From the Detroit News (via Pechanga):

Greektown Casino-Hotel will spend more time looking at ways to reorganize its debts rather than selling the property to exit bankruptcy, after multiple bids came in lower than expected, a financial adviser for the gambling hall said Thursday.

Chuck Moore, an adviser from Birmingham-based Conway MacKenzie Inc., which is working on Greektown’s bankruptcy, told the Michigan Gaming Control Board at its Thursday meeting that his team would shift focus toward looking at ways the casino can reorganize some $777 million in debt.

“There was disappointment at the values of the bids we’ve seen so far,” Moore said. “Our creditors don’t believe they adequately compensate for the performance of the property.”

Officials in charge of Greektown’s estate have been shopping the property around to potential bidders in a two-pronged approach to getting the casino out of Chapter 11 protection.

Moore and his team began soliciting bidders this year. At least two interested parties — Bloomfield Hills businessman Tom Celani, who formerly owned part of MotorCity Casino, and Pennsylvania-based Penn National Gaming — made their bids public, but not the details of their proposals.

Moore said bids could still come in, but given the value-seeking nature of many interested buyers, “a larger amount of time is being spent on plans for reorganization.”

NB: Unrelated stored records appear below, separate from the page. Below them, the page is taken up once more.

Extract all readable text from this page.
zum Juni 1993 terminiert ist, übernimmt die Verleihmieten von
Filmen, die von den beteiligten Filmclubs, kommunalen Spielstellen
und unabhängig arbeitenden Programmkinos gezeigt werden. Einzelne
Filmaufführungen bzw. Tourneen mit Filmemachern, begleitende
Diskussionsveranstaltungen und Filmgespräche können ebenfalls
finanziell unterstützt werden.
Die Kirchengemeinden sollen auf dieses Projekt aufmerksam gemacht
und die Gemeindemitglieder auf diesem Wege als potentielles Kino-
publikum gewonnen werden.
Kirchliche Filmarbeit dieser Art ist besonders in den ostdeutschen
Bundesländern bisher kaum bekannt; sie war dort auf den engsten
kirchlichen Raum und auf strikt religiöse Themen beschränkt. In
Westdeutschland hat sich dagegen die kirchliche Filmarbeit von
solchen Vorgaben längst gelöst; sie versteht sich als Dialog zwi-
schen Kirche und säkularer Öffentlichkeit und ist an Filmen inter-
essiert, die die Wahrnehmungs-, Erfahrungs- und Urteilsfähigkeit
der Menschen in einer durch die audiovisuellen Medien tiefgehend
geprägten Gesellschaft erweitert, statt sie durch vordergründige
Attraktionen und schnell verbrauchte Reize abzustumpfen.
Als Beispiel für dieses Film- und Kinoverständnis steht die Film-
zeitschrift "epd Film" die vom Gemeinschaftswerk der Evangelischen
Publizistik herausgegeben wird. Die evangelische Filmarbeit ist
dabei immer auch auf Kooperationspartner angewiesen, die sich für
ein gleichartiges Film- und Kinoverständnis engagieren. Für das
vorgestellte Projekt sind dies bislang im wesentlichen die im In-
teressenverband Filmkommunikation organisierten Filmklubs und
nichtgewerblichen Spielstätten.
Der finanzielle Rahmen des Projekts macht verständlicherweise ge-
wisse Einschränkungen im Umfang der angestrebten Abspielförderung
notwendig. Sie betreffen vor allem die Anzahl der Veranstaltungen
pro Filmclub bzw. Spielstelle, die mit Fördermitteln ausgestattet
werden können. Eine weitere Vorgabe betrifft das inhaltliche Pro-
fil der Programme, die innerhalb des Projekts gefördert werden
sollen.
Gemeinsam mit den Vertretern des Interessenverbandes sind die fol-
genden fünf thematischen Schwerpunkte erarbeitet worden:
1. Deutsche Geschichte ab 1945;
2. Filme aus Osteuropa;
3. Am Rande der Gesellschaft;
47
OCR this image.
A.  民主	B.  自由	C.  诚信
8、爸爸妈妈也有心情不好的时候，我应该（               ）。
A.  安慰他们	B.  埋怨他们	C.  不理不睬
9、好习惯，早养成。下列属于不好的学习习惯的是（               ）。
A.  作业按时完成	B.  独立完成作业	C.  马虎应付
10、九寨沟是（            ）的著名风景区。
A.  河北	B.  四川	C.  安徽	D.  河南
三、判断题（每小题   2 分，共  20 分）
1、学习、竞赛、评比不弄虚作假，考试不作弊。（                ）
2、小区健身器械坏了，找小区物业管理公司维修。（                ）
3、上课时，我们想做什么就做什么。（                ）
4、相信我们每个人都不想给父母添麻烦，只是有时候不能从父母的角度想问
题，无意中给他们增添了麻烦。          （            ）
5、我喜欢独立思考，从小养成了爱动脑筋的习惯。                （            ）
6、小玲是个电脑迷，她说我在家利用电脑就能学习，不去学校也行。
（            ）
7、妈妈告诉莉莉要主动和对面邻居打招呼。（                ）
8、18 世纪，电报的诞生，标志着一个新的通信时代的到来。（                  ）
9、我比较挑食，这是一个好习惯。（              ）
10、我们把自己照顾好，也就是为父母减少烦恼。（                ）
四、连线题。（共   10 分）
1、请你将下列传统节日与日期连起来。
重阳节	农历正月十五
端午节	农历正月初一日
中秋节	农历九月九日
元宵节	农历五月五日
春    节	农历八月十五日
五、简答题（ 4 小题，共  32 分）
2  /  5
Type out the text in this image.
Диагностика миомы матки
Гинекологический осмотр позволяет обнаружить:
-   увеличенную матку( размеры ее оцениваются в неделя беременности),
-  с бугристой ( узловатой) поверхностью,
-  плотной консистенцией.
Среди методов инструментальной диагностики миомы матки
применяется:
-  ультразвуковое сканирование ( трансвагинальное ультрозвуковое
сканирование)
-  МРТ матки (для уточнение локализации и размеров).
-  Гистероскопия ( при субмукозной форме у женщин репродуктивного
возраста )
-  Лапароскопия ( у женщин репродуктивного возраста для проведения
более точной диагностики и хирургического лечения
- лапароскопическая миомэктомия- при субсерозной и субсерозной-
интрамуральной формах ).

The low-ball bids come as Greektown’s new management, brought in at the behest of its creditors this year, has embarked on an ambitious new marketing strategy to turn around fortunes at Greektown, which is the city’s smallest gambling hall by revenue. They’re pitching the casino as a good value for consumers in a time of recession, with $99-a-night hotel deals, low-price buffet offers and kitschy promotions like “Chick-Tac-Dough,” where players challenge a live chicken to a game of tic-tac-toe to win bonus money for casino play.

Greektown was the only casino to see an uptick in April revenues compared with the same month last year; its $28.59 million taken in last month was a razor-thin 0.06 percent higher than its April 2008 revenues, the last month before it entered bankruptcy. Competitors MGM Grand Detroit and MotorCity saw revenues fall 5.58 percent and 5.32 percent respectively year-over-year in April.

Combined, the city’s casino revenues and tax receipts fell 4.11 percent in April, still less than drops seen in other major gambling destinations like Las Vegas and Atlantic City, N.J.